People experiencing delusions during an episode of psychosis may be “living out” a deeply held emotion, according to new research that provides a “radically different perspective” on one of the most puzzling elements of psychosis.
About 2–3% of the UK and Australian population will experience psychosis at some point in their lives, with people commonly experiencing their first psychotic episode between the ages of 16 and 30 years old. Delusions are often described as fixed or false beliefs, understood to be reasoning or cognitive deficits and usually portrayed as incomprehensible and bizarre in popular culture.
New research by the University of Birmingham, University of Melbourne, and the University of York, in collaboration with the Australian youth mental health research institute Orygen, offers the first-known study of how delusions in psychosis are shaped by emotions and language, leading those experiencing delusions to “live in metaphor.”
The study has been published in The Lancet Psychiatry.
Conducted with young adults receiving care from Early Intervention in Psychosis services, the research combines clinical assessment, phenomenological interviews, and life-story narratives to explore how people’s sense of self and their perception of reality change during psychosis.
Dr. Rosa Ritunnano, from the Institute for Mental Health at the University of Birmingham, consultant psychiatrist and author of the study, said, “Our research provides a radically different perspective on psychotic delusions, demonstrating how they emerge from the emotional, bodily, and linguistic fabric of people’s lives.
“For a long time, clinicians have struggled to understand where delusions come from and how they take shape. Our research offers new insight by showing how delusions are grounded in emotional experiences that involve great bodily turmoil.”
Strong emotions
The findings reveal that delusions are not isolated ideas produced by “glitches in the brain,” but they reflect distinctive patterns of the body reacting to strong emotions or experiences of dissociation.
Participants described alternating states of intense emotional embodiment, such as feeling exposed, powerful, or connected to God, and disembodiment, such as feeling unreal or detached from one’s body, other people, and the world.
Before the delusions started, people often went through upsetting or traumatic experiences that triggered the same intense feelings they later felt during the delusions, especially being shamed.
Repeated negative experiences such as being publicly mocked and shamed by bullies could induce the bodily perception of being surveilled by others when no one is present (so-called “reference delusions”). These turn into persecutory beliefs that others are out to get them, and that an audience can literally see what they are doing or hear what they are thinking at all times—leaving no space for privacy (delusions of “thought broadcasting”).
Importantly, delusional experiences were not always negative.

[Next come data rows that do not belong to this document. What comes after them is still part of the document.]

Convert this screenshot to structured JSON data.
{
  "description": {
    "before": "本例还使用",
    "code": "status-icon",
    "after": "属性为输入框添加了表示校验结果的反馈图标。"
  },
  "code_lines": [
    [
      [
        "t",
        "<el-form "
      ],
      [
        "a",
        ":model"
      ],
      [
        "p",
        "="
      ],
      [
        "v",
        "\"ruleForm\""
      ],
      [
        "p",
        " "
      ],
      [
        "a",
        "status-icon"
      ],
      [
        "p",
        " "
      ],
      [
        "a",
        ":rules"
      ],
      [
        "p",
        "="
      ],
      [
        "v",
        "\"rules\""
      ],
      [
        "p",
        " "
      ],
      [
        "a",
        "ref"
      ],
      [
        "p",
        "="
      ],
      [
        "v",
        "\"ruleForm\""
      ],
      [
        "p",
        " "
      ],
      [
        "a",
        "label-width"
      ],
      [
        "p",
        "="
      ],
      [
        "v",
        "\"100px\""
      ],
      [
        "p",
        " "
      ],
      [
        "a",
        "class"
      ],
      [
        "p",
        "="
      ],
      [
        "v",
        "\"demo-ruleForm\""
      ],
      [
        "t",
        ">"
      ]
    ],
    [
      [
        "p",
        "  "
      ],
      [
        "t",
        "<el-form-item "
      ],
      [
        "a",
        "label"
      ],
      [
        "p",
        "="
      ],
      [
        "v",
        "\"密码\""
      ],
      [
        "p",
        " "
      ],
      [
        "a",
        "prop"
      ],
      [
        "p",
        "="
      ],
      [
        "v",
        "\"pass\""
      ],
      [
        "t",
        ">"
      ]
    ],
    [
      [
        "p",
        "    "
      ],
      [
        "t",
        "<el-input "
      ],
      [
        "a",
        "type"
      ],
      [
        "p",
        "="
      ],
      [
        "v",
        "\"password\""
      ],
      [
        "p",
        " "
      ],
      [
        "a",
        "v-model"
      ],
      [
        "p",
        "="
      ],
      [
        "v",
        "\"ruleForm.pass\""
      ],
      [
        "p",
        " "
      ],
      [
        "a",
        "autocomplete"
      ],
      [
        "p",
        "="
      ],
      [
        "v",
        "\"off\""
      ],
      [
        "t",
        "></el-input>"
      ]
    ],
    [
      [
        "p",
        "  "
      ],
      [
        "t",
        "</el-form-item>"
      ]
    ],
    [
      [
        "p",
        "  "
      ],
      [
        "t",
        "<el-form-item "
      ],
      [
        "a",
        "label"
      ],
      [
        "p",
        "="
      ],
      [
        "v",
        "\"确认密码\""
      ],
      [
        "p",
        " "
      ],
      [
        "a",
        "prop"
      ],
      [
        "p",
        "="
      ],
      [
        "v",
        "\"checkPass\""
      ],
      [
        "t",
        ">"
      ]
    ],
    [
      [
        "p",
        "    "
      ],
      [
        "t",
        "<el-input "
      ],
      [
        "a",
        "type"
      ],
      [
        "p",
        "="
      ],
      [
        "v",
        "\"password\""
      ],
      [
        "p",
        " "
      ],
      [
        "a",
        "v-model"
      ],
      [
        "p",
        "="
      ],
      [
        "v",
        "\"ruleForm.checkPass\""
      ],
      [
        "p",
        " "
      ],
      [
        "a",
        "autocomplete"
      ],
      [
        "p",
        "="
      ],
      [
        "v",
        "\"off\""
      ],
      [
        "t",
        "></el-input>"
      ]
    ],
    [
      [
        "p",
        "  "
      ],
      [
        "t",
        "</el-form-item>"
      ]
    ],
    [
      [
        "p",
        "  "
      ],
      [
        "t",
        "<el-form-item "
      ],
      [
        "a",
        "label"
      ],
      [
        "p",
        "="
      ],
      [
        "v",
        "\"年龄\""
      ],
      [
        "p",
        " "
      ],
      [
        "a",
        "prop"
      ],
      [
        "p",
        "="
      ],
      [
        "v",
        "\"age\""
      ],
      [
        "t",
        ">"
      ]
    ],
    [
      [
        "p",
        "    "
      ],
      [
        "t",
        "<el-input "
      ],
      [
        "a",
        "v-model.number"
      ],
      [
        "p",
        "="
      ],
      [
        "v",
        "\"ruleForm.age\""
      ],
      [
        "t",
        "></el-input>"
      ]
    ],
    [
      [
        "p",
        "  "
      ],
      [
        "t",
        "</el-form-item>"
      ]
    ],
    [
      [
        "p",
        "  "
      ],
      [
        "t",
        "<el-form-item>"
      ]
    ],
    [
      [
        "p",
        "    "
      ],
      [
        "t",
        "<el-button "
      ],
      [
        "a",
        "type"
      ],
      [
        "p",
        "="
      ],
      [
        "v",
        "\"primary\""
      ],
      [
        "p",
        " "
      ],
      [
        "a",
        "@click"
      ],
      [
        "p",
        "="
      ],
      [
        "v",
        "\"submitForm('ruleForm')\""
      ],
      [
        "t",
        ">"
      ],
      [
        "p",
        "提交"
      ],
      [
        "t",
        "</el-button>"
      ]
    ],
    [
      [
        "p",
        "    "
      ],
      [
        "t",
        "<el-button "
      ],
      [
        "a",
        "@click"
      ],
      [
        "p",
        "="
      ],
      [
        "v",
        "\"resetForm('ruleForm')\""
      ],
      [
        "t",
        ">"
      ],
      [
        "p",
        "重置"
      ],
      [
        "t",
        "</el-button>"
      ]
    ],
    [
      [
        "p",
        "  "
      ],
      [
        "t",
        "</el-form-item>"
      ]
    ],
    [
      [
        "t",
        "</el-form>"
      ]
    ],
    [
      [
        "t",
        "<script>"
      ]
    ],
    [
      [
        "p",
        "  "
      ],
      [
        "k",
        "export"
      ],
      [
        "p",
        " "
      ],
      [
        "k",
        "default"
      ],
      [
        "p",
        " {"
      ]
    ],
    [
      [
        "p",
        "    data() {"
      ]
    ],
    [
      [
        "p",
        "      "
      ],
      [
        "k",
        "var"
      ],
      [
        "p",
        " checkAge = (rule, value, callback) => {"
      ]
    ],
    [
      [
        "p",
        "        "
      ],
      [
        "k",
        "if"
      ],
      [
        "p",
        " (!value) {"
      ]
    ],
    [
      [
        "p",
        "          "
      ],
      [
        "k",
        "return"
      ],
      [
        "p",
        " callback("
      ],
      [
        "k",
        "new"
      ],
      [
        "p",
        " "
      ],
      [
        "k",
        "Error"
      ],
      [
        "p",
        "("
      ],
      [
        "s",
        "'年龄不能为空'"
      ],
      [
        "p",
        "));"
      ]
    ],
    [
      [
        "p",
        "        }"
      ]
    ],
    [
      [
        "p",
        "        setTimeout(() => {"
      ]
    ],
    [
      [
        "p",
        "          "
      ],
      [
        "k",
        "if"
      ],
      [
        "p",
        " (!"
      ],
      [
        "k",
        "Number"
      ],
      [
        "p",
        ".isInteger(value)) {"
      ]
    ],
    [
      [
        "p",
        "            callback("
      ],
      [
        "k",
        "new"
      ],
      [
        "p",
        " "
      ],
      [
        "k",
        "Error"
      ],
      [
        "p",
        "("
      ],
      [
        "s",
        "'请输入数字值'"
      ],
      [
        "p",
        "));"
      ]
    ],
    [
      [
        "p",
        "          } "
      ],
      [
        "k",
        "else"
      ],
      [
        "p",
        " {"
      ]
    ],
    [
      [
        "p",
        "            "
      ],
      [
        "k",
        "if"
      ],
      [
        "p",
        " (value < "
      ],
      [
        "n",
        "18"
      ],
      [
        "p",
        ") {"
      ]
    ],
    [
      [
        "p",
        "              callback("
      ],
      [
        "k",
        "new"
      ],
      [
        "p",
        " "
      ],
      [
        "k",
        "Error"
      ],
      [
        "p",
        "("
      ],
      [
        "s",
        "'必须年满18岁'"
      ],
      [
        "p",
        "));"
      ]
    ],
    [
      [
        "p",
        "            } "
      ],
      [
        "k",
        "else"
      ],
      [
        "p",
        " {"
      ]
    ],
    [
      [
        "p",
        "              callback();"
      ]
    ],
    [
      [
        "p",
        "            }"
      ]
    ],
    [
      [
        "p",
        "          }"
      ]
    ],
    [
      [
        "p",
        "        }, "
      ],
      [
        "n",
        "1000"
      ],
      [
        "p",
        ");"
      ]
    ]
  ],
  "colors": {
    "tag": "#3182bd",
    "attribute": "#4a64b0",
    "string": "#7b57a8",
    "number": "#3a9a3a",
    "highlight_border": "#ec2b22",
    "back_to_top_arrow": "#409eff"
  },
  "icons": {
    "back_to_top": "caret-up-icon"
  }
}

For some participants, they involved powerful feelings of awe, love, and spiritual connection, fostering a positive sense of identity and a renewed sense of hope about the future.
Figurative language
A striking feature of participants’ accounts was their use of figurative and metonymic language (expressions linking bodily sensations with complex emotions or abstract ideas). This helps explain why delusional content can appear unusual or bizarre. For instance, feeling “exposed” or “tainted” might be expressed through the beliefs of being watched by cameras or being contaminated (as in delusions of parasitosis).
The language reflects how emotion concepts take shape in bodily experiences, establishing fundamental cognitive links between, for instance, the emotion of parental love and the physical sensation of warmth, or the emotion of shame and the physical sensation of being “seen” by others.
Jeannette Littlemore, Professor of Linguistics and Communication at the University of Birmingham and co-author of the paper, said, “We all use metaphors and narratives to understand our experiences and make sense of our lives. But psychosis patients do so more intensely.
“As a result of having endured strong (often negative) emotional experiences, which are then responded to by the body, and shaped by everyday language use, people experiencing psychotic delusions really are living in metaphor.
“People may feel delighted and say they are so happy they can ‘touch the sky’; this could lead them to experience the delusion of thinking they can fly.”
The study argues that better insight into how delusions come about can be used to create more effective care for people experiencing psychosis. Participants felt that there was no space to talk about the meaning of their delusions in the context of their treatment and recovery from psychosis, which led to more shame and increased the sense of being dismissed and marginalized.
The researchers highlight the importance of attending to people’s bodily and emotional worlds, and how they express them, when developing compassionate and effective approaches to psychosis care.
The paper concludes that delusions are not simply beliefs gone wrong, but embodied attempts to restore meaning and emotional balance when life becomes overwhelming. The metaphors and narratives people use are keys to understanding their suffering and are not signs of irrationality.